3. Although the story of the Perlmutter family is fiction, many aspects of the novel are historically accurate. What did you learn from this account? Do you have events that occurred in your own family's past that you can relate?

4. Initially, Lev and Josephine seemed to genuinely love each other. Neither were particularly religious, and Josephine didn't feel her family's dislike of Lev's background (and Lev himself) as a hardship. Would they have continued to love each other if not for the war? Would they have stayed together, if not for the war?

5. Describe the character of Leah, particularly as opposed to Josephine? How are they different? Are there similarities between the two women?

6. Do you think Lev and Leah would have continued to love each other, and as intensely, if they had been able to be together?

7. Lev is a deserter from the army. When he signed up for the Army, he deserted his family, in a way. How did he desert Josephine? How did he desert Leah? Did Franz desert his Jewishness? Did Vicky desert her relationship with her mother? What other forms of desertion, emotional and physical, occur in the book, and what other words would you use in place of "desertion"?

8. Friday, June 10, 1927: The author recounts this day several times to from the point-of-view of each character. What do you learn about the individual family members as they move through his/her day?

9. Vicky is a teenager, eager to assert her independence and individuality. What are the confinements she feels? How does she react to them? What does she embrace?

10. Franz, too, is trying to find himself. What does he need to do to assert himself? What new ideals does he embrace?

11. The Perlmutters are a family, although four incredibly different people. Do they seem ambivalent to one another? They seem to react very strongly to each other, but not to come closer together. How does the core (or lack thereof) of this family affect them so deeply? Can the war be blamed for these negative connections?

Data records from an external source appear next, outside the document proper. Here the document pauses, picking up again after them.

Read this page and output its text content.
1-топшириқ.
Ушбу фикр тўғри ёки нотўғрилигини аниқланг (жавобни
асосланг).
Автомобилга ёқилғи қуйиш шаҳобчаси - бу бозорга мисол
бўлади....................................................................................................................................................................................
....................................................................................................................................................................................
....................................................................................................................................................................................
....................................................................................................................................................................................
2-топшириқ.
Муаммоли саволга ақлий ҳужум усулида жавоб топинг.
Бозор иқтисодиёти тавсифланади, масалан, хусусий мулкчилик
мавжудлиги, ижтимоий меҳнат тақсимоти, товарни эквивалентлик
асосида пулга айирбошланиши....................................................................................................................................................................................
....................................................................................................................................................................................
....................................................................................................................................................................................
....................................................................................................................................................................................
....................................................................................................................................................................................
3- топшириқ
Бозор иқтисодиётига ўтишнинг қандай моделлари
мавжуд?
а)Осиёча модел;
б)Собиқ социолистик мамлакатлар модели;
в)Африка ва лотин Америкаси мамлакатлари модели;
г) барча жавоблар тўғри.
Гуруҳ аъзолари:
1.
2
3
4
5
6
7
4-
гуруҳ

12. Josephine is an ever-evolving character. Describe her relationship with Dr. Dührkoop. How does the introduction of Herr K change what begins as a clinical arrangement? How does her newfound liaison change her? Where does the interest in mysticism and death fit it? Do you think Josephine is trying too hard to live in the past, or is she focused on her future?

13. What happens to the relationship between Josephine and Lev?

14. Discuss the character of Otto. He appears in the two separates sections of Lev's life, the two separate sections of the story. What role does he play in the novel?

15. Vicky has much in common with her father. How is her love with Geza similar to his love with Leah? How does this love change Vicky? What do you think makes this love work, through all of its hardships? What do Vicky and Geza have that Lev and Leah did not?

16. Franz grew up with Lev as his hero. What changed? How does Franz's behavior as a teenager reflect that change? Franz loved soldiers and Franz had a crush on Wolf. If Franz had shared the truth about his sexuality with anyone in his family, do you think he would have become so involved with the Nazis? So anti-Semitic? How are the feelings toward Franz’s father, soldiers/heroes, and Wolf bound together for him?

17. Describe the incident at Nuremburg. How did it affect the three Perlmutters differently? Why were there reactions so different? How would Franz have reacted, if he were there?

18. If Franz and Vicky had been closer, what would have changed for the two?

19. In certain key respects, Franz's family didn’t know him. Is he a sympathetic character, despite what he has done?

20. What about Josephine? She was left behind during the hardships of war, deserted in her marriage, lost and left alone by her mother's death, and poorly dealt with by her psychologist. Does she deserve sympathy?

21. In the end, Lev is alone. But, as throughout the story, he doesn't seem to feel it. Does Lev deserve his solitude? Is it a hardship? How do you feel about him as a protagonist?